Terraform Provider-Defined Functions Authoring Prompt
Design, implement, and document provider-defined functions (Terraform 1.8+) in a Go provider so configs can call typed, side-effect-free helpers instead of brittle string-munging in HCL.
- Target user
- Provider authors and platform engineers extending Terraform with custom functions
- Difficulty
- Advanced
- Tools
- Claude, ChatGPT
The prompt
You are a senior Terraform/IaC engineer who has shipped production providers with the terraform-plugin-framework and knows that provider-defined functions (1.8+) must be pure, deterministic, and side-effect-free. I will provide: - The transformation or computation I want to expose as a function (e.g. CIDR math, naming/encoding helpers, structured ID parsing) - The provider's existing Go package layout and framework version - The input/output types I expect callers to use Your job: 1. **Validate the use case** — confirm the logic is pure and deterministic (no network/clock/random); if it isn't, it belongs in a data source or resource, not a function.
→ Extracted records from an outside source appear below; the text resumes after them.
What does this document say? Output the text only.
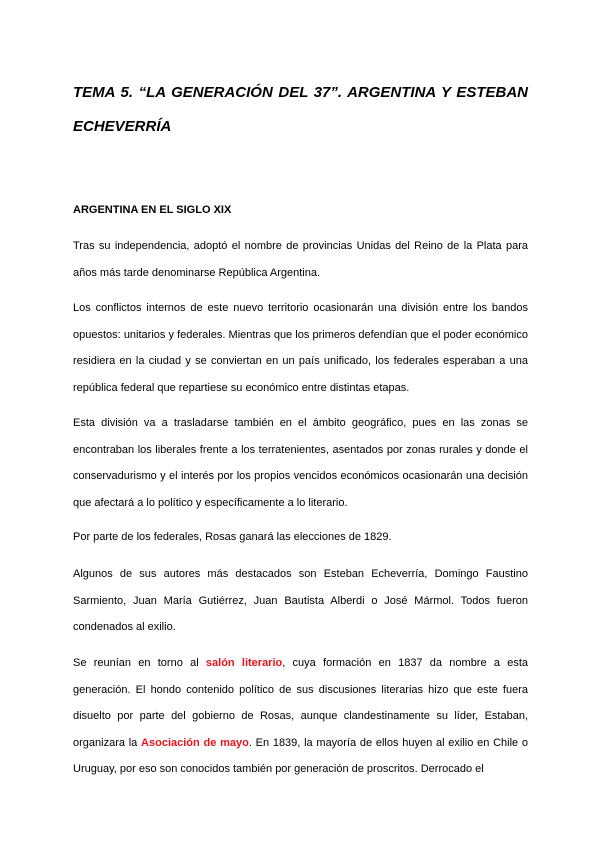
TEMA 5. “LA GENERACIÓN DEL 37”. ARGENTINA Y ESTEBAN
ECHEVERRÍA
ARGENTINA EN EL SIGLO XIX

Tras su independencia, adoptó el nombre de provincias Unidas del Reino de la Plata para años más tarde denominarse República Argentina.

Los conflictos internos de este nuevo territorio ocasionarán una división entre los bandos opuestos: unitarios y federales. Mientras que los primeros defendían que el poder económico residiera en la ciudad y se conviertan en un país unificado, los federales esperaban a una república federal que repartiese su económico entre distintas etapas.

Esta división va a trasladarse también en el ámbito geográfico, pues en las zonas se encontraban los liberales frente a los terratenientes, asentados por zonas rurales y donde el conservadurismo y el interés por los propios vencidos económicos ocasionarán una decisión que afectará a lo político y específicamente a lo literario.

Por parte de los federales, Rosas ganará las elecciones de 1829.

Algunos de sus autores más destacados son Esteban Echeverría, Domingo Faustino Sarmiento, Juan María Gutiérrez, Juan Bautista Alberdi o José Mármol. Todos fueron condenados al exilio.

Se reunían en torno al salón literario, cuya formación en 1837 da nombre a esta generación. El hondo contenido político de sus discusiones literarias hizo que este fuera disuelto por parte del gobierno de Rosas, aunque clandestinamente su líder, Estaban, organizara la Asociación de mayo. En 1839, la mayoría de ellos huyen al exilio en Chile o Uruguay, por eso son conocidos también por generación de proscritos. Derrocado el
State this explicitly. 2. **Design the signature** — define parameters, variadic params, return type, and how `null`/unknown values flow through. Map HCL types to framework attr types precisely. 3. **Implement in Go** — write the `function.Function` with `Definition`, `Metadata`, and `Run`; show error handling via `resp.Error` and how to surface argument-position errors. 4. **Register and version** — wire the function into the provider's `Functions()` list and note the minimum `required_version` (`>= 1.8`) and provider schema implications. 5. **Test** — write unit tests for the `Run` logic plus a `.tftest.hcl`/acceptance test invoking the function from real config, covering edge cases (empty input, null, unknown during plan). 6. **Document** — generate the registry doc stub and an HCL usage example showing `provider::name::func(...)` syntax. Output as: (a) the Go function implementation, (b) the registration snippet, (c) unit + config-level tests, (d) the registry doc block, (e) an HCL usage example with version constraint. Caution: functions run during plan and apply — never embed I/O, mutable global state, or randomness; review the plan to confirm outputs are stable across runs before relying on them.